The requirement for shareholder approval in respect of such termination benefits applies to payments to those who hold or previously have held a managerial or executive position.

However, an exemption exists for the payment or provision of certain termination benefits where the value of all termination benefits does not exceed a prescribed monetary cap. This monetary cap is dependent on the length of time in which they held the managerial or executive position. For example, the monetary cap for a person who has held a managerial or executive position for one year is equivalent to the executive’s average ‘base salary’ over one year.

ASX listed companies must comply with their obligations under the ASX Listing Rules which outlines that termination benefits cannot become payable to an “officer” due to a change in the shareholding or control of the company (ASX Listing Rule 10.18). Shareholder approval will also be required under ASX Listing Rule 10.19 if the value of all termination benefits payable to officers will exceed 5% of the equity interests in the company.

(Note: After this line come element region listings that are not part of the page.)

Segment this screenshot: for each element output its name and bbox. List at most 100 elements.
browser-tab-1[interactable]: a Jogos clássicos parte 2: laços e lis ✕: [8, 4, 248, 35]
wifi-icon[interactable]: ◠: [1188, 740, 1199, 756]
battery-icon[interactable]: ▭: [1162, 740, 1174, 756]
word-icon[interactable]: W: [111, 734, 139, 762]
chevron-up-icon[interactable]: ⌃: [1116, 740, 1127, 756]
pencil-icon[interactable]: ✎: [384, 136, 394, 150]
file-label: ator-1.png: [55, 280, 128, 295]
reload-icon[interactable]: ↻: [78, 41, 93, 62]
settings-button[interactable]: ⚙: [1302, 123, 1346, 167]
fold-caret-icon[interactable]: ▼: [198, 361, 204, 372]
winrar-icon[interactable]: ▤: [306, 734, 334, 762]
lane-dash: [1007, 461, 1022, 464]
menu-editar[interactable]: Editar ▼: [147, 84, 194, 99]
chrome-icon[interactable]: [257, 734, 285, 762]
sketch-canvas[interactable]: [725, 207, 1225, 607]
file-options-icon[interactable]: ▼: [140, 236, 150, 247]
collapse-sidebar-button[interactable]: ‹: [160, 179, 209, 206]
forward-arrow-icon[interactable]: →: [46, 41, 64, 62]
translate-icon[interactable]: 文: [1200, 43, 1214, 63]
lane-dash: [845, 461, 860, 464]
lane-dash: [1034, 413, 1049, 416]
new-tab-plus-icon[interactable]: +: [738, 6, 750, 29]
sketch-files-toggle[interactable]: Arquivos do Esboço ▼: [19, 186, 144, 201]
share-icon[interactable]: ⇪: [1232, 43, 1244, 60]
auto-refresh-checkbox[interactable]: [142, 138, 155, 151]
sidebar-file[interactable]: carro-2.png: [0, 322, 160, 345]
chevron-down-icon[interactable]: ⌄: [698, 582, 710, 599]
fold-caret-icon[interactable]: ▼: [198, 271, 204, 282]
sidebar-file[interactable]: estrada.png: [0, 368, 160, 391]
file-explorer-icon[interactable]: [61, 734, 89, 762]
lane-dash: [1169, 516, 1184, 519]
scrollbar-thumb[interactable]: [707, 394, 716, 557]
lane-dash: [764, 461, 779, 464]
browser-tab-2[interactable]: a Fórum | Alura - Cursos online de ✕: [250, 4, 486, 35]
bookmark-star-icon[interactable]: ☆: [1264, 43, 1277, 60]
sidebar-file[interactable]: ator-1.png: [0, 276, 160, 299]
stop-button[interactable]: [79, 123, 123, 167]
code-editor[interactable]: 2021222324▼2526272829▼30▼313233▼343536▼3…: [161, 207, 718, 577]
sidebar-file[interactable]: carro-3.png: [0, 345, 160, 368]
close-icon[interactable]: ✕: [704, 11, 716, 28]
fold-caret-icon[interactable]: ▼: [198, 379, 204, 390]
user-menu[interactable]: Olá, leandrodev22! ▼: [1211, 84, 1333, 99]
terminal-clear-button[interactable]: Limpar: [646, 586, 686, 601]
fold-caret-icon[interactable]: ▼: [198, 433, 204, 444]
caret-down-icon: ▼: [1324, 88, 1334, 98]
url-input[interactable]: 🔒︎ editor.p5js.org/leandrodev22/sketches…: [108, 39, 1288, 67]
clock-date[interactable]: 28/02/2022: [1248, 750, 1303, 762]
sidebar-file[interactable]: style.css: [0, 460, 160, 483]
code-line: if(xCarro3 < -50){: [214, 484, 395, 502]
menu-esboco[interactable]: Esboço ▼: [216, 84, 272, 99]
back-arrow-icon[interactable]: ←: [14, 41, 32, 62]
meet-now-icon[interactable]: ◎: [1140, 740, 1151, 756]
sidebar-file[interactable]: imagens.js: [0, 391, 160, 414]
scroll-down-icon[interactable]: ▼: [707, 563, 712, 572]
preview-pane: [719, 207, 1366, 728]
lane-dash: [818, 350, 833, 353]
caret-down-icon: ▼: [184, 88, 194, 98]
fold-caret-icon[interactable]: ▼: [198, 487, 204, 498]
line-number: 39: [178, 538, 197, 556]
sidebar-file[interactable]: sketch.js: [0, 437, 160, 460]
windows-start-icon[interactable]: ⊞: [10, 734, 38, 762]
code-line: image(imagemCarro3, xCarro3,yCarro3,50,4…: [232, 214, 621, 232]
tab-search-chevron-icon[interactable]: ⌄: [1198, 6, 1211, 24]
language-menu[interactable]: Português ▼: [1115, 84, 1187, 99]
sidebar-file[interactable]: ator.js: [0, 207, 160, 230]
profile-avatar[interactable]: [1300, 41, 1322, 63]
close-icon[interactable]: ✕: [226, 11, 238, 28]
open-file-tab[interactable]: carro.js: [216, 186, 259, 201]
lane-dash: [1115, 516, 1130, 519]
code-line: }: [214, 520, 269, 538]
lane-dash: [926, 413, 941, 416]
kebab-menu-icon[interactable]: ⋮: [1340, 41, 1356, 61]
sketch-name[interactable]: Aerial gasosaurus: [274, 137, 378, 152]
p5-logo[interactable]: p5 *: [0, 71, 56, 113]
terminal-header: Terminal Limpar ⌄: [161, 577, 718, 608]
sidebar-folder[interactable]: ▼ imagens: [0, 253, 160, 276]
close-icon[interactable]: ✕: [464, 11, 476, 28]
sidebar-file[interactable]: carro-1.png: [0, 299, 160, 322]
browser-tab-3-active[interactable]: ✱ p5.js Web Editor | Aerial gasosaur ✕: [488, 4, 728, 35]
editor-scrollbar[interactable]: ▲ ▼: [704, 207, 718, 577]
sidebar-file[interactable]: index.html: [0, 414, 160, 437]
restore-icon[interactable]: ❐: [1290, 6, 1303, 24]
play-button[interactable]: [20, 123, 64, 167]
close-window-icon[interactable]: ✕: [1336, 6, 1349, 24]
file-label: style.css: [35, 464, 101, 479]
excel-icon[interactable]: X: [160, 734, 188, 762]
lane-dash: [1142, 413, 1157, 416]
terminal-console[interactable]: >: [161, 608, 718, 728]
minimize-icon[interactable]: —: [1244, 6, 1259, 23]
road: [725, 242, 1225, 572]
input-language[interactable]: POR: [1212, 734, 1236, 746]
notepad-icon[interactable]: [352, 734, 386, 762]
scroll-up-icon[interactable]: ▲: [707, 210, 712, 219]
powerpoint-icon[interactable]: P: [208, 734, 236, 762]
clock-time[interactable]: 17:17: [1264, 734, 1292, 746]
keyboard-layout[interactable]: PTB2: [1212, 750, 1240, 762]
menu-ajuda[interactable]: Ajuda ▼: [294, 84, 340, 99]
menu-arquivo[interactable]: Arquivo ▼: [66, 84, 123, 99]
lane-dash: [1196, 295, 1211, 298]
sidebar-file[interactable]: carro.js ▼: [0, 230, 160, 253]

If shareholder approval is required under section 200B of the Corporations Act, this will in turn require:

  • the details of the benefit set out in the notice of general meeting; and
  • an ordinary resolution being passed at a general meeting, with neither the executive (or if applicable, any associates) voting on the resolution.

Unauthorised termination benefits are debts owed to the company and must be repaid immediately by the terminated officer or executive.  In addition, civil penalties apply to individuals who breach the relevant terms of the act and can be to a maximum of $19,800 and $99,000 for corporations.